Et alors que les pouvoirs publics encouragent la subdivision, de nombreuses terres individuelles et collectives ont été transformées en réserves fauniques, élargissant les territoires de migration de la faune et facilitant la participation des communautés à la conservation et au tourisme. Les entreprises d’écotourisme et les groupes internationaux de protection de la nature, comme le Fonds mondial pour la nature, ont noué des accords avec des groupes de conservation communautaires qui permettent aux villages de percevoir des bénéfices, d’appuyer des projets d’intérêt collectif, de créer des emplois et de bâtir des infrastructures touristiques (telles que des camps de tentes, des auberges, des installations d’observation de la faune).

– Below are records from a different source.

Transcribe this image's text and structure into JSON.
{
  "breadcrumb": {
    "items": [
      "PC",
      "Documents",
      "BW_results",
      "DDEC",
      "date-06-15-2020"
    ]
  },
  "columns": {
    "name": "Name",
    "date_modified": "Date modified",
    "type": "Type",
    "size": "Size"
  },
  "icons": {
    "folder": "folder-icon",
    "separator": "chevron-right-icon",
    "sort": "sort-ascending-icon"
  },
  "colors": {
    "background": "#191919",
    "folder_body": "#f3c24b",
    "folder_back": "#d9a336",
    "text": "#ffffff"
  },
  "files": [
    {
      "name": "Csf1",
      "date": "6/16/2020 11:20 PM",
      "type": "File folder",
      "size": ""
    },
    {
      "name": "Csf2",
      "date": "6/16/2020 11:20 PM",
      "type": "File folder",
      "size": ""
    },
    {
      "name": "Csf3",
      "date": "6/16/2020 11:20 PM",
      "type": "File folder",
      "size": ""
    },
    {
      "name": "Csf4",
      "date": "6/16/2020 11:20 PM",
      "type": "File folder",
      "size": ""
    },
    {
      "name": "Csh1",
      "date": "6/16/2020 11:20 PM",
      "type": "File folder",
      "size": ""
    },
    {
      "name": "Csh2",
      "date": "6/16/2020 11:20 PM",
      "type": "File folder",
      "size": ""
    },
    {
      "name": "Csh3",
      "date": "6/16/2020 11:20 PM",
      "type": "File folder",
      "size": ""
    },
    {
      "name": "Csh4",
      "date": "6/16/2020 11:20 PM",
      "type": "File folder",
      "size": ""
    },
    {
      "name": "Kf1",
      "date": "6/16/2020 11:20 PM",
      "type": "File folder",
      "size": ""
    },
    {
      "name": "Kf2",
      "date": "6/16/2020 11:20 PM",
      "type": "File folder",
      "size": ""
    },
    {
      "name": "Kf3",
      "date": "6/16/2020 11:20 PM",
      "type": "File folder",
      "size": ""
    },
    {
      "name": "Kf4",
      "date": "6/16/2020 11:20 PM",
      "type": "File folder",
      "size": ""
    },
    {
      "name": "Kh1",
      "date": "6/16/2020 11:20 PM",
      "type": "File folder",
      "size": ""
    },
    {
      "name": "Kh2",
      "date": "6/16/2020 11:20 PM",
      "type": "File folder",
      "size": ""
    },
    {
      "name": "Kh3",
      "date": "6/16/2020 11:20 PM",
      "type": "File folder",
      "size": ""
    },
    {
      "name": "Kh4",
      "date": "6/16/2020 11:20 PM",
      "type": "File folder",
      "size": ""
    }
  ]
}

 Le professeur de géographie Thomas Meredith cherche les moyens de réduire les conflits fonciers entre les pasteurs kényans et les partisans de la protection de la nature.

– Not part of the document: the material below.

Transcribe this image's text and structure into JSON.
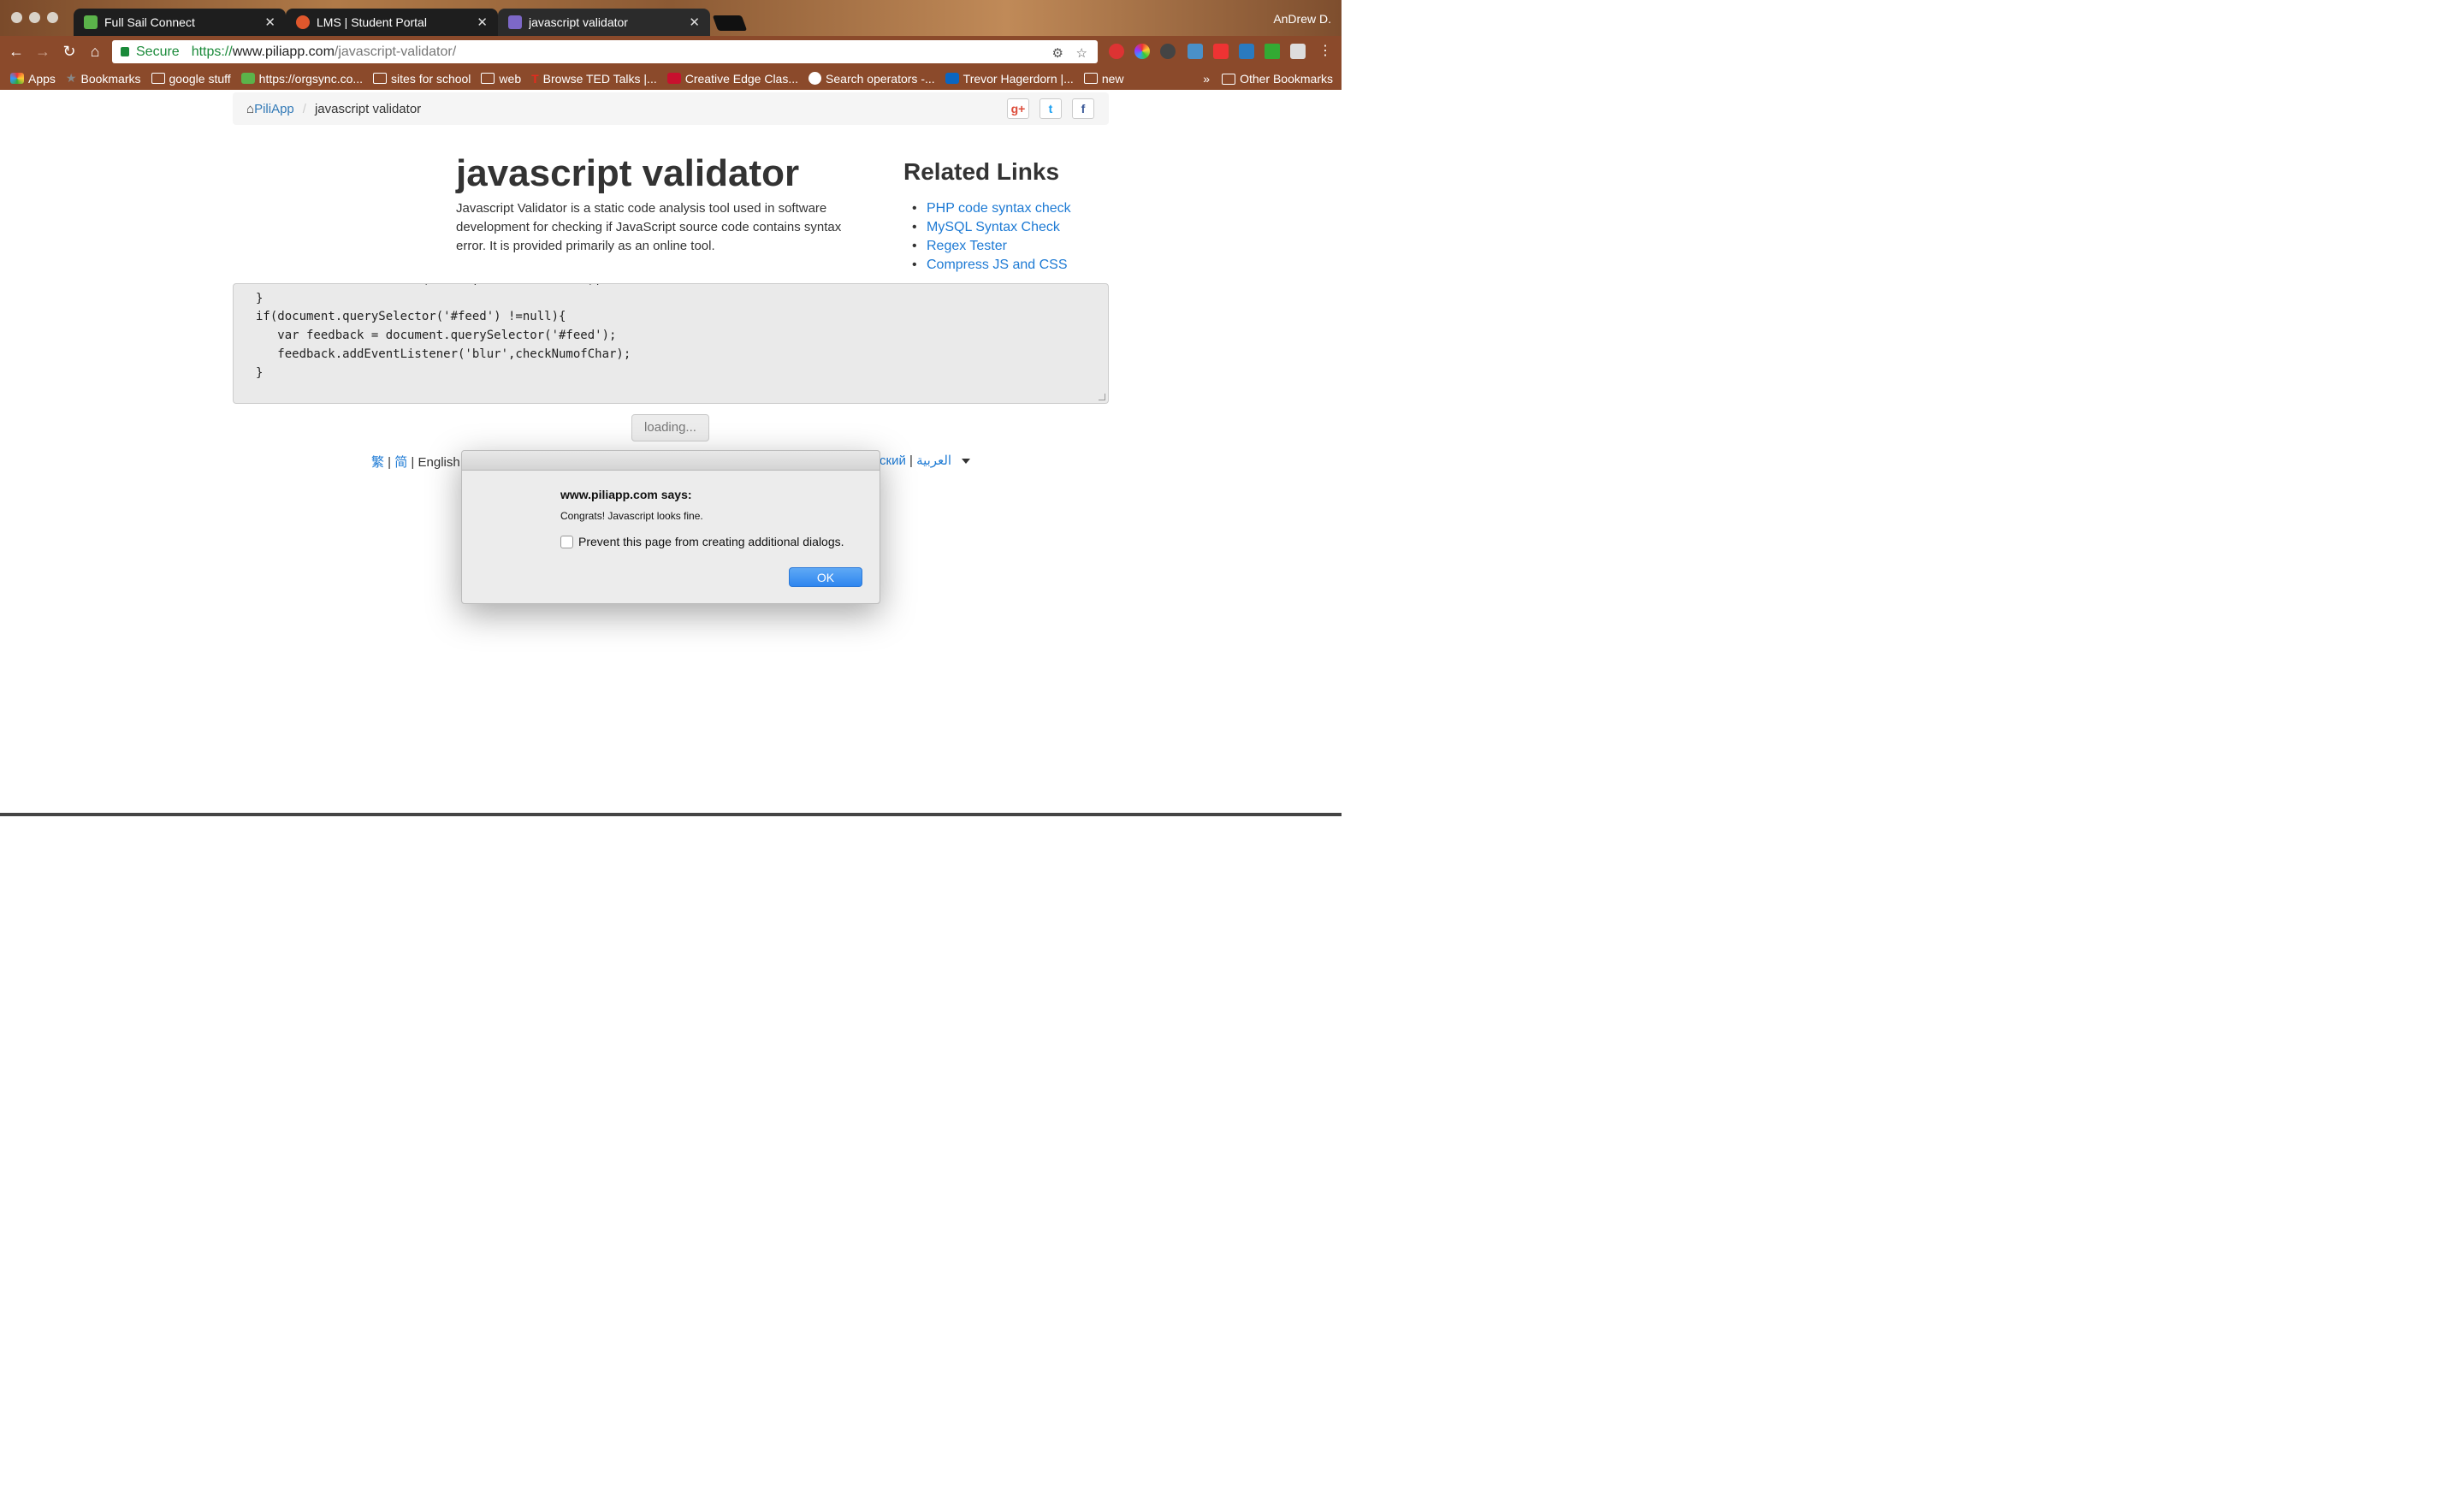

Le professeur de géographie Thomas Meredith cherche les moyens de réduire les conflits fonciers entre les pasteurs kényans et les partisans de la protection de la nature.

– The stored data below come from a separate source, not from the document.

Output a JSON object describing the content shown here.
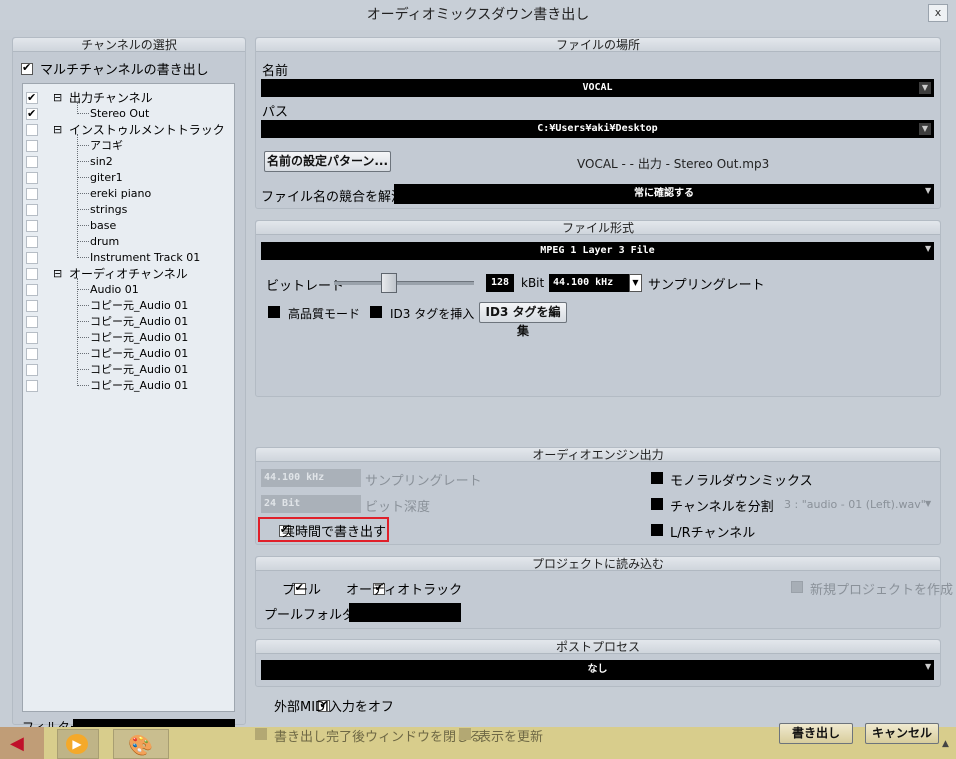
{
  "window": {
    "title": "オーディオミックスダウン書き出し",
    "close_glyph": "x"
  },
  "channel_panel": {
    "header": "チャンネルの選択",
    "multichannel_label": "マルチチャンネルの書き出し",
    "tree": [
      {
        "label": "出力チャンネル",
        "level": 0,
        "checked": true,
        "expander": "⊟"
      },
      {
        "label": "Stereo Out",
        "level": 1,
        "checked": true
      },
      {
        "label": "インストゥルメントトラック",
        "level": 0,
        "checked": false,
        "expander": "⊟"
      },
      {
        "label": "アコギ",
        "level": 1,
        "checked": false
      },
      {
        "label": "sin2",
        "level": 1,
        "checked": false
      },
      {
        "label": "giter1",
        "level": 1,
        "checked": false
      },
      {
        "label": "ereki piano",
        "level": 1,
        "checked": false
      },
      {
        "label": "strings",
        "level": 1,
        "checked": false
      },
      {
        "label": "base",
        "level": 1,
        "checked": false
      },
      {
        "label": "drum",
        "level": 1,
        "checked": false
      },
      {
        "label": "Instrument Track 01",
        "level": 1,
        "checked": false
      },
      {
        "label": "オーディオチャンネル",
        "level": 0,
        "checked": false,
        "expander": "⊟"
      },
      {
        "label": "Audio 01",
        "level": 1,
        "checked": false
      },
      {
        "label": "コピー元_Audio 01",
        "level": 1,
        "checked": false
      },
      {
        "label": "コピー元_Audio 01",
        "level": 1,
        "checked": false
      },
      {
        "label": "コピー元_Audio 01",
        "level": 1,
        "checked": false
      },
      {
        "label": "コピー元_Audio 01",
        "level": 1,
        "checked": false
      },
      {
        "label": "コピー元_Audio 01",
        "level": 1,
        "checked": false
      },
      {
        "label": "コピー元_Audio 01",
        "level": 1,
        "checked": false
      }
    ],
    "filter_label": "フィルター"
  },
  "file_location": {
    "header": "ファイルの場所",
    "name_label": "名前",
    "name_value": "VOCAL",
    "path_label": "パス",
    "path_value": "C:¥Users¥aki¥Desktop",
    "naming_button": "名前の設定パターン...",
    "filename_preview": "VOCAL - - 出力 - Stereo Out.mp3",
    "conflict_label": "ファイル名の競合を解決",
    "conflict_value": "常に確認する"
  },
  "file_format": {
    "header": "ファイル形式",
    "format_value": "MPEG 1 Layer 3 File",
    "bitrate_label": "ビットレート",
    "bitrate_value": "128",
    "bitrate_unit": "kBit",
    "bitrate_fraction": 0.38,
    "samplerate_value": "44.100 kHz",
    "samplerate_label": "サンプリングレート",
    "hq_label": "高品質モード",
    "id3_label": "ID3 タグを挿入",
    "id3_edit_button": "ID3 タグを編集"
  },
  "engine_output": {
    "header": "オーディオエンジン出力",
    "samplerate_value": "44.100 kHz",
    "samplerate_label": "サンプリングレート",
    "bitdepth_value": "24 Bit",
    "bitdepth_label": "ビット深度",
    "realtime_label": "実時間で書き出す",
    "mono_label": "モノラルダウンミックス",
    "split_label": "チャンネルを分割",
    "split_value": "3 : \"audio - 01 (Left).wav\"",
    "lr_label": "L/Rチャンネル"
  },
  "import_project": {
    "header": "プロジェクトに読み込む",
    "pool_label": "プール",
    "audio_track_label": "オーディオトラック",
    "new_project_label": "新規プロジェクトを作成",
    "pool_folder_label": "プールフォルダー"
  },
  "post_process": {
    "header": "ポストプロセス",
    "value": "なし"
  },
  "bottom": {
    "midi_off_label": "外部MIDI入力をオフ",
    "close_after_label": "書き出し完了後ウィンドウを閉じる",
    "update_display_label": "表示を更新",
    "export_button": "書き出し",
    "cancel_button": "キャンセル"
  },
  "colors": {
    "highlight": "#e0202a",
    "taskbar": "#d8cd8c",
    "panel": "#c3cad3"
  }
}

Le Service de la faune du Kenya gère les zones protégées, mais il est également responsable de la faune. Thomas Meredith, professeur agrégé du Département de géographie de McGill et directeur du Semestre canadien d’études sur le terrain en Afrique (voir article), souligne qu’en principe, le Service de la faune du Kenya souscrit aux règles de protection de la nature conformes aux normes scientifiques internationales et que ses programmes tendent à satisfaire aux objectifs nationaux et planétaires. Mais, comme le souligne le Pr Meredith, les programmes doivent être gérés « sur le terrain », où les préoccupations sont prises en compte. À l’échelle locale, les besoins et les attentes peuvent varier considérablement, donnant lieu à de véritables défis pour les gestionnaires fauniques. Par exemple, ce sont les pasteurs qui font les frais des conflits entre les populations humaines et la faune : la faune protégée ne peut être confinée aux parcs et, en se déplaçant, elle menace les cultures, le bétail, les biens et les personnes. «Ce sont les éléphants qui causent le plus de dommages aux cultures et les prédateurs, comme les lions, tuent des animaux domestiques ou blessent des humains », souligne le Pr Meredith. «Il s’agit d’une cause de conflits potentiels importante qui peut être dramatique pour les personnes qui estiment avoir un droit historique sur la terre. » De plus, les éleveurs reçoivent peu ou aucune indemnité en cas de perte, et bien qu’une partie des bénéfices de l’écotourisme, de la conservation de la faune et du tourisme leur revient, cela ne suffit pas. Le Pr Meredith souligne qu’une meilleure répartition des bénéfices du tourisme inciterait à coup sûr les populations locales à apporter un appui beaucoup plus solide à l’industrie de l’écotourisme et aux initiatives de conservation de la nature. Ses étudiants de premier, deuxième et troisième cycles se sont penchés sur les dommages causés aux terres agricoles, l’atténuation des pertes et les moyens permettant de mieux faire participer les populations locales aux processus décisionnels relatifs à l’exploitation des terres, à l’accès à la propriété et aux questions liées aux ressources.

«Je pense que nos recherches permettront de réduire les conflits entre ceux qui estiment être victimes des initiatives de conservation de la nature et ceux qui considèrent que les programmes de conservation de la nature au Kenya procurent de réels bienfaits », souligne-t-il. «Les inégalités locales à l’égard de la distribution des ressources sont de plus en plus criantes et, à mon avis, de plus en plus imprévisibles. »


Cette recherche est financée par la Fondation nationale des sciences des États-Unis, le Conseil de recherches en sciences humaines du Canada, le Fonds de la recherche en santé du Québec et le Fonds pour la formation de chercheurs et l’aide à la recherche.